Traditionally, for complex beam configurations the Engineer uses "engineering judgment" and a scale to determine the value to be used for distance to adjacent member in calculating the effective flange widths and accepts an educated guess as "close enough". The computer, on the other hand must operate on definite numerical rules. A rational method has been developed and employed by RAM Steel Beam to determine the effect of adjacent beams and/or penetrations on the effective flange width, and select the single distance in any given framing configuration that represents the "distance to adjacent beam." For regular (orthogonal) beam layout configurations it will produce exactly the correct results, while for complex configurations it results in values of effective flange width that may be slightly conservative.

It is important to note that any "error" associated with the program's approach is not likely to be critical, since reasonable differences in the value of effective flange width will generally only have a minor impact on the results.
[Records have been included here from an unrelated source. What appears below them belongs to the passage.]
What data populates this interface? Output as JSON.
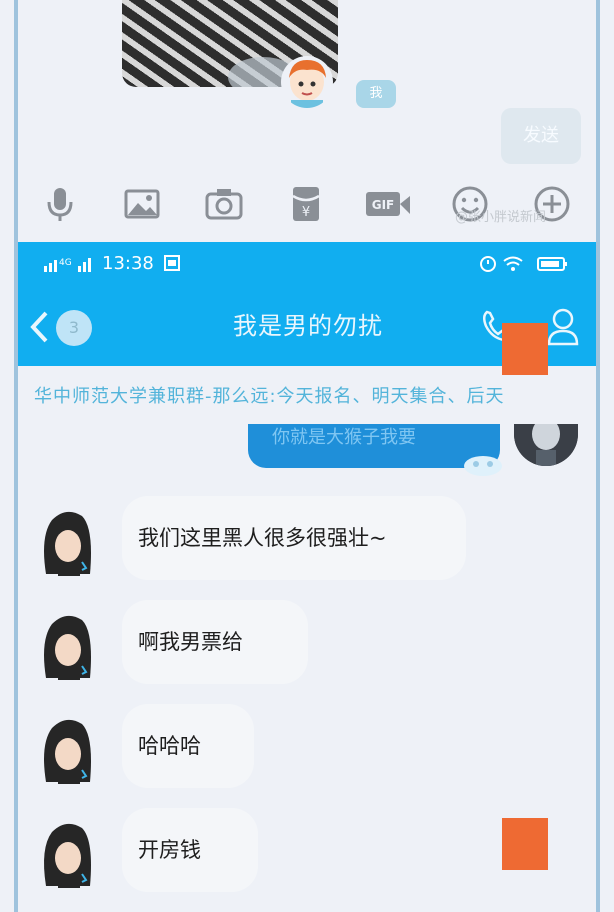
{
  "prev_screen": {
    "me_label": "我",
    "send_label": "发送",
    "toolbar_icons": [
      "mic-icon",
      "image-icon",
      "camera-icon",
      "red-packet-icon",
      "gif-icon",
      "emoji-icon",
      "plus-icon"
    ],
    "watermark": "@张小胖说新闻"
  },
  "status_bar": {
    "network": "4G",
    "time": "13:38"
  },
  "header": {
    "unread_count": "3",
    "title": "我是男的勿扰"
  },
  "group_notice": "华中师范大学兼职群-那么远:今天报名、明天集合、后天",
  "sent_message": {
    "text": "你就是大猴子我要"
  },
  "messages": [
    {
      "text": "我们这里黑人很多很强壮~"
    },
    {
      "text": "啊我男票给"
    },
    {
      "text": "哈哈哈"
    },
    {
      "text": "开房钱"
    }
  ],
  "colors": {
    "header_blue": "#11aef0",
    "bubble_bg": "#f4f6f9",
    "sent_bubble": "#1f8fd9",
    "notice_text": "#53b4da",
    "censor_orange": "#ee6a33"
  }
}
It should be emphasized that for regular orthogonal framing the algorithm is exact, while for skewed conditions and penetrations it rationally and conservatively approximates the value to use for distance to adjacent member or edge when calculating the effective flange width; it is likely to be at least as accurate as traditional methods.

When calculating the effective flange width for BS 5950 for a simple beam with a cantilever, L_z = L₃ - 0.3L₄, but L_z ≥ 0.7L₃ (see Figure 3 therein). When the slab spans at an angle with respect to the beam, b_e is based on a interpolation which is a function of sin²θ and the values from Clause 4.6(a) and Clause 4.6(b).

When calculating the effective flange width for the Eurocode for a simple beam with a cantilever, L_e = 0.85L when there is a cantilever on one end, and L_e = 0.70L when there is a cantilever on both ends (see Figure 5.1 in EC 4).